8. It is better to use all your products from one brand.
This isn't so black and white. If you want to buy an entire regimen from one brand and not think about it, then yes, it's simpler because the products are designed to work together. I've had patients come in with a shopping bag of products that they can't possibly use all in one day. And they're using too much of one ingredient or over-exfoliating. By using one range, you know you'll be getting the right amount of exfoliation, anti-aging and SPF. It's balanced so you're not over-using an active ingredient or neutralizing another product. It's really all about finding what works for your skin so if you discover a specific eye cream from one line, a night cream from another, and a day cream from another, feel free to cherry pick your routine.

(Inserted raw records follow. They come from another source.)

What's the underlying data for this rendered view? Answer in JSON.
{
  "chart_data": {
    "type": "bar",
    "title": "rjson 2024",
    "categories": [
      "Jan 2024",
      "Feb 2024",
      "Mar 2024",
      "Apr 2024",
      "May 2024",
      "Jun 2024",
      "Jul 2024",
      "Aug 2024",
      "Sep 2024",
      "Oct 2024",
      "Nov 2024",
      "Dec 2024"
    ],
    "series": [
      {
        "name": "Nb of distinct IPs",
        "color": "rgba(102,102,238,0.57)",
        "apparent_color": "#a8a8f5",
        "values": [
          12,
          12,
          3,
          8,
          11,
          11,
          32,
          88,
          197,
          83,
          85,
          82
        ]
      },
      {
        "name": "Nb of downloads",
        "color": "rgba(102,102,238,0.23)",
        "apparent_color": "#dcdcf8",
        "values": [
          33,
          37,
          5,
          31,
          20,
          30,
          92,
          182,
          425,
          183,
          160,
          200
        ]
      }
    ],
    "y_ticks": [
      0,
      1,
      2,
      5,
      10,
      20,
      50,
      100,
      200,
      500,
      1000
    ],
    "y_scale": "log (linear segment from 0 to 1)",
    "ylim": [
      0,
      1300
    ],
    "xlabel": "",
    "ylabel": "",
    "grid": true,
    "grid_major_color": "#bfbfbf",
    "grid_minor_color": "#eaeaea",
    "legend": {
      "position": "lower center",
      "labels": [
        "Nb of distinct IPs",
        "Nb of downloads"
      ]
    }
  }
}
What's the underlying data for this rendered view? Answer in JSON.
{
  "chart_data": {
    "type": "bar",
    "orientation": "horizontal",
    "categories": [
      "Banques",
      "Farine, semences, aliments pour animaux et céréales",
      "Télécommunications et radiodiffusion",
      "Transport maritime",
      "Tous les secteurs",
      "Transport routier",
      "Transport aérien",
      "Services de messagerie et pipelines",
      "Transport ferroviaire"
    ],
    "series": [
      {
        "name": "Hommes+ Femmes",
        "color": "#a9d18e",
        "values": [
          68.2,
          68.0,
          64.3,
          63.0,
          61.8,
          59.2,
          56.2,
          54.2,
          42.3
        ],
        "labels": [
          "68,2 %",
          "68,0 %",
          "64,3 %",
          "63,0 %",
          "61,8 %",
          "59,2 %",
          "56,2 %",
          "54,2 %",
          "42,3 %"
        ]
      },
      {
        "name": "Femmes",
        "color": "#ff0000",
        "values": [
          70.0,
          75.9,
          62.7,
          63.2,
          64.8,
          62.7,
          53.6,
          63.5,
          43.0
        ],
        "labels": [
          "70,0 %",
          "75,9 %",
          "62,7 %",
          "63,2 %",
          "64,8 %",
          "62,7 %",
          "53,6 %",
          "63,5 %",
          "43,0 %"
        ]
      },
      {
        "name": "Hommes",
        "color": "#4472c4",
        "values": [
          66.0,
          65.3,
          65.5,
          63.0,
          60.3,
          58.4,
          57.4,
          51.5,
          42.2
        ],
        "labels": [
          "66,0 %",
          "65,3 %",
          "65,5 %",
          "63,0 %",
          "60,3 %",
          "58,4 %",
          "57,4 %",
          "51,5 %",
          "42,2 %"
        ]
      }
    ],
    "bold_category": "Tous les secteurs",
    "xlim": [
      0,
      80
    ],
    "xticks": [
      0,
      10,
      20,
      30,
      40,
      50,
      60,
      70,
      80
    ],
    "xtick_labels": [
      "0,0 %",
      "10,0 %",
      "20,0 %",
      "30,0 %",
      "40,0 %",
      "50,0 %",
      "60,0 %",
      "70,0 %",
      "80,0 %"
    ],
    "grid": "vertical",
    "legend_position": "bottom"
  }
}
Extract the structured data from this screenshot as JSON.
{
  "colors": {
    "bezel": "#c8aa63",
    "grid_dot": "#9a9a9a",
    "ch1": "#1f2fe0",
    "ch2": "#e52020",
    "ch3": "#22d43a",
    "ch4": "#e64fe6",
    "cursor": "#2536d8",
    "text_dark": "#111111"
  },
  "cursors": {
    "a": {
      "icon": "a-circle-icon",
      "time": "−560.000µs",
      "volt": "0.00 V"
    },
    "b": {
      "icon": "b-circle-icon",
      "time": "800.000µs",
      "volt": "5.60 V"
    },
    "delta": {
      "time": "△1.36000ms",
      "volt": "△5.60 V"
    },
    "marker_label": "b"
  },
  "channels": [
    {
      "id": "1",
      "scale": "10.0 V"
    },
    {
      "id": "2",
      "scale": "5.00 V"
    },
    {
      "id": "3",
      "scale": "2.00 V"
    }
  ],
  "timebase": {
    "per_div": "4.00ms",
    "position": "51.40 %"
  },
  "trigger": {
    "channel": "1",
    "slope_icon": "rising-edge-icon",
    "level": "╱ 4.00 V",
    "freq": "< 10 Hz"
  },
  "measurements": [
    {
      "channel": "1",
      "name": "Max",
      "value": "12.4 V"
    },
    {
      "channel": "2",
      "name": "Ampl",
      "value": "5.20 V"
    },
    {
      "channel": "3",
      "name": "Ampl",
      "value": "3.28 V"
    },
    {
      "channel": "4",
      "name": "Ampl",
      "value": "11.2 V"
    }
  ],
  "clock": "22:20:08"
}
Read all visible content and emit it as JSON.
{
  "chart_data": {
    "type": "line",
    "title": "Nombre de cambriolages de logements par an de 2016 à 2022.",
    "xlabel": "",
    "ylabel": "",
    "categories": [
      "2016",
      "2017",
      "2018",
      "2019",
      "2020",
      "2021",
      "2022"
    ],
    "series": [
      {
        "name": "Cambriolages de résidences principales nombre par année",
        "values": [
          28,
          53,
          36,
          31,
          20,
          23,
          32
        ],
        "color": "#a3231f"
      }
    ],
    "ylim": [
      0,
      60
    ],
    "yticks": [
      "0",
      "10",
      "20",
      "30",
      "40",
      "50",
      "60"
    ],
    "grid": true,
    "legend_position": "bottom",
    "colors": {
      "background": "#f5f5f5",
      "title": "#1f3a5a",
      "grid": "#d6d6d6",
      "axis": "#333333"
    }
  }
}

9. You need to change up your routine depending on the season.
If it's not broke don't fix it. In other words, if you've been depending on the same regimen year-round and aren't having any issues, then stick with it. I know that the philosophy is use lighter products in summer and heavier products in the winter, but if it's business as usual--literally as in you're going to the office all day and limiting your outdoor time--there is no reason to make a change. It's really about your lifestyle, not what's happening outside. No matter what the weather, you should always use a good cleanser, moisturizer and exfoliant. But if during the warmer months, you're out in the sun a lot more, then you should step up exfoliation to once daily to reduce sun damage and free radical activity. And in the winter, if you're taking part in outdoor activities like skiing or snowshoeing, use a heavier moisturizer and add a barrier repair treatment. Just refer to your social calendar rather than the climate.
10. Lunchtime procedures mean no downtime.

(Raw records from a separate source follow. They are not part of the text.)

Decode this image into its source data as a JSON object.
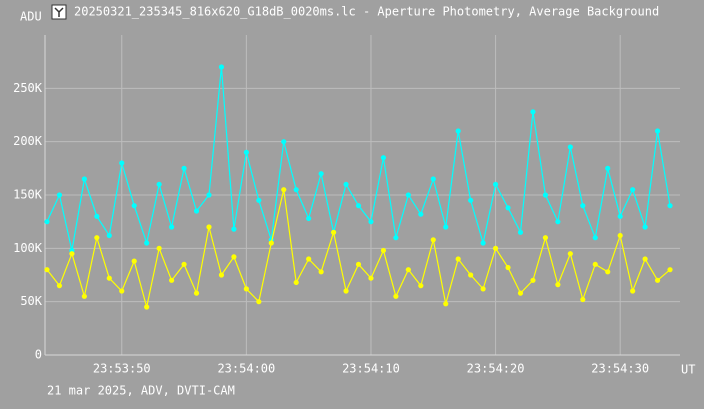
{
  "chart_data": {
    "type": "line",
    "title": "20250321_235345_816x620_G18dB_0020ms.lc - Aperture Photometry, Average Background",
    "y_label": "ADU",
    "x_label": "UT",
    "footer": "21 mar 2025, ADV, DVTI-CAM",
    "x": [
      86024,
      86025,
      86026,
      86027,
      86028,
      86029,
      86030,
      86031,
      86032,
      86033,
      86034,
      86035,
      86036,
      86037,
      86038,
      86039,
      86040,
      86041,
      86042,
      86043,
      86044,
      86045,
      86046,
      86047,
      86048,
      86049,
      86050,
      86051,
      86052,
      86053,
      86054,
      86055,
      86056,
      86057,
      86058,
      86059,
      86060,
      86061,
      86062,
      86063,
      86064,
      86065,
      86066,
      86067,
      86068,
      86069,
      86070,
      86071,
      86072,
      86073,
      86074
    ],
    "series": [
      {
        "color": "#00ffff",
        "values": [
          125000,
          150000,
          98000,
          165000,
          130000,
          112000,
          180000,
          140000,
          105000,
          160000,
          120000,
          175000,
          135000,
          150000,
          270000,
          118000,
          190000,
          145000,
          108000,
          200000,
          155000,
          128000,
          170000,
          115000,
          160000,
          140000,
          125000,
          185000,
          110000,
          150000,
          132000,
          165000,
          120000,
          210000,
          145000,
          105000,
          160000,
          138000,
          115000,
          228000,
          150000,
          125000,
          195000,
          140000,
          110000,
          175000,
          130000,
          155000,
          120000,
          210000,
          140000
        ]
      },
      {
        "color": "#ffff00",
        "values": [
          80000,
          65000,
          95000,
          55000,
          110000,
          72000,
          60000,
          88000,
          45000,
          100000,
          70000,
          85000,
          58000,
          120000,
          75000,
          92000,
          62000,
          50000,
          105000,
          155000,
          68000,
          90000,
          78000,
          115000,
          60000,
          85000,
          72000,
          98000,
          55000,
          80000,
          65000,
          108000,
          48000,
          90000,
          75000,
          62000,
          100000,
          82000,
          58000,
          70000,
          110000,
          66000,
          95000,
          52000,
          85000,
          78000,
          112000,
          60000,
          90000,
          70000,
          80000
        ]
      }
    ],
    "xlim": [
      86023.84,
      86074.8
    ],
    "xticks": [
      {
        "value": 86030,
        "label": "23:53:50"
      },
      {
        "value": 86040,
        "label": "23:54:00"
      },
      {
        "value": 86050,
        "label": "23:54:10"
      },
      {
        "value": 86060,
        "label": "23:54:20"
      },
      {
        "value": 86070,
        "label": "23:54:30"
      }
    ],
    "ylim": [
      0,
      300000
    ],
    "yticks": [
      0,
      {
        "value": 50000,
        "label": "50K"
      },
      {
        "value": 100000,
        "label": "100K"
      },
      {
        "value": 150000,
        "label": "150K"
      },
      {
        "value": 200000,
        "label": "200K"
      },
      {
        "value": 250000,
        "label": "250K"
      }
    ],
    "grid": true
  }
}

If we're talking long, leisurely power lunches, then it's possible to pretend you're just out to eat rather than getting a little lift or laser. But more realistically, if you only have an hour to spare, you're going to be heading back to work with the physical evidence of that touch-up. Always check with your derm regarding possible side effects. Filler will leave you with a little bruising and that concealer will only make a black mark look grey. With Botox, you shouldn't apply makeup for at least four hours. And while lasers are mostly fractional so won't leave you looking like a burn victim anymore, they will make you look like you've lied out in the sun without sunscreen. And because it's not recommend you put makeup on immediately, there is no way to cover it up. Either way, you're going to look less than picture perfect so if you have to go back to the office, you might want to come up with an excuse for your appearance. You've been stung by bees? Had an allergic reaction? An afternoon tryst? So bottom line, I always put lunchtime in quotations because there will be visible effects with every procedure.